Exercise, as you no doubt know, is a late arrival in the history of civilization. Until around 1910, people exercised all the time, but they didn't think of it as exercise—they thought of it as life itself. They had to get from one place to the other, usually on foot, and harvest the crop, and wage war, and so on. But then the automobile was invented (not to mention the Sherman tank), and that, plus the Industrial Revolution, pretty much led to what we have today—a country full of underexercised (and often overweight) people—and a parallel universe of overexercised (but not necessarily underweight) people. I myself swing between the two universes. I spend time getting into shape, and then something breaks, and then I spend time recovering and not being in shape, and then I recover and I get into shape, and then something new breaks.

So far, in the breakage department, I have managed the following: I pulled my lower back doing sit-ups, I threw out my right hip on the treadmill, I got shin splints from jogging, and I entirely destroyed my neck just from rolling over in bed.

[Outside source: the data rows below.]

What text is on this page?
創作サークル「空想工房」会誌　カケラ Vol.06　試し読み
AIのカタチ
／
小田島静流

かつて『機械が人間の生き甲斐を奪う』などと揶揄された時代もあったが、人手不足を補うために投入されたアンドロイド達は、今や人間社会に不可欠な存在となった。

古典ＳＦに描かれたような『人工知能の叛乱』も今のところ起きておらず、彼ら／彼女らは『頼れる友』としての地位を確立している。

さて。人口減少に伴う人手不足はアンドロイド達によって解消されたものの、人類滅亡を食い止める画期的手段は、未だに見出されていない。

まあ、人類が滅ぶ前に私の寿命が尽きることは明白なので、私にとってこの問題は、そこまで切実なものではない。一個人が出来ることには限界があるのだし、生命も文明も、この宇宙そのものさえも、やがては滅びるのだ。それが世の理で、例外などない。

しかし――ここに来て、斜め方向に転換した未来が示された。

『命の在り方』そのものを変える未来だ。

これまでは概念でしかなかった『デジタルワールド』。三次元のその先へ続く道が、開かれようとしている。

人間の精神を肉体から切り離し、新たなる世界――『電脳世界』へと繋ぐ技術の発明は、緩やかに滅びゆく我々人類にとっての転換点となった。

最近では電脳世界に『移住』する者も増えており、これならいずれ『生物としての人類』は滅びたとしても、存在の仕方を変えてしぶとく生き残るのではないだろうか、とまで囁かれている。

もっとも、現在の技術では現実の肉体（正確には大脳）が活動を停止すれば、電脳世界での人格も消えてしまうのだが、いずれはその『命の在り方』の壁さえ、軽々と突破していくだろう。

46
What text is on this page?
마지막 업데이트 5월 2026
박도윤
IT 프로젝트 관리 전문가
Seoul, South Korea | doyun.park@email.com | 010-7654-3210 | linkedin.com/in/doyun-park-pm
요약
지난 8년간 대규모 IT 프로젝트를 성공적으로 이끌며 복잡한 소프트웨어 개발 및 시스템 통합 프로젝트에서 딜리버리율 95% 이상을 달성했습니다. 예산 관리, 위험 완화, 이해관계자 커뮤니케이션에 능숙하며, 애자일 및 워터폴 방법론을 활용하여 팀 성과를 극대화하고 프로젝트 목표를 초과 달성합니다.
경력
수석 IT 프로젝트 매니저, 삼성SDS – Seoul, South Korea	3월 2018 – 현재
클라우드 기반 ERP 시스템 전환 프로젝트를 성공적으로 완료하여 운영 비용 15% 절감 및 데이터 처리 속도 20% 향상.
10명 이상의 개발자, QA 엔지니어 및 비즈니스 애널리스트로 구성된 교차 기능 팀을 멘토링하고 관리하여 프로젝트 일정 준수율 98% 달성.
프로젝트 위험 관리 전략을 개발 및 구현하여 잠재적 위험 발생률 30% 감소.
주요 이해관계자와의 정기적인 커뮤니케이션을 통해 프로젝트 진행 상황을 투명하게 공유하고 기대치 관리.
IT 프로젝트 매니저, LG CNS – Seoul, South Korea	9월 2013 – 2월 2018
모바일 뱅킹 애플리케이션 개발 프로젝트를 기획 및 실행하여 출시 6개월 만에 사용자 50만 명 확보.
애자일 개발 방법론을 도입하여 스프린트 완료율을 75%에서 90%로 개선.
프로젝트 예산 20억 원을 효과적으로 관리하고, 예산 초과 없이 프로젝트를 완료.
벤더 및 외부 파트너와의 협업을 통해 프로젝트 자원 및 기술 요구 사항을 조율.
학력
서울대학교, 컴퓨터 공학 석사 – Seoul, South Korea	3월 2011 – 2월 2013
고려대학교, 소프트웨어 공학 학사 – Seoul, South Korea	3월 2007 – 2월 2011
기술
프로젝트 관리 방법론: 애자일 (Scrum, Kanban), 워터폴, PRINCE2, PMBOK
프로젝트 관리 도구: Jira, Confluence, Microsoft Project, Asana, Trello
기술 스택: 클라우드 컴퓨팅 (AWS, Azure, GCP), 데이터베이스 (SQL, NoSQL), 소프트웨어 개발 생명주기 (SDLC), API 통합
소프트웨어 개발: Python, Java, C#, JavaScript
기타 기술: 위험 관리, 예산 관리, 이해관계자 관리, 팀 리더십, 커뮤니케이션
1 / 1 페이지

A few years ago, during a wild and committed period of exercise, I happened to be sent a tape of the movie Chicago, and I made the mistake of confusing it with an exercise video. It was, without question, the greatest exercise video I have ever worked out to. I could lift weights forever while watching it. For the first time in my exercising life, I was never bored. I could be Catherine Zeta-Jones, and then I could be Renée Zellweger. I pranced around the apartment waving my five-pound weights here and there and singing "All That Jazz." I have never been happier exercising. But after three weeks, I woke up one morning in horrible pain and discovered I couldn't move my arms. Millions of dollars in doctor's fees later, it turned out that I had not one but two frozen shoulders, the result (naturally) of lifting too many weights for far too long. It took two years for these frozen shoulders to mostly thaw, and in the meantime, I had pretty much resigned myself to the prospect of never being able to scratch my own back (or zip up a dress) ever again. (Not that I wear dresses, but if I did.) But I have taken up exercising again. I have a trainer. I have my treadmill. I have my TV set over the treadmill. I exercise almost four hours a week and I would rather be in Philadelphia (although not in labor).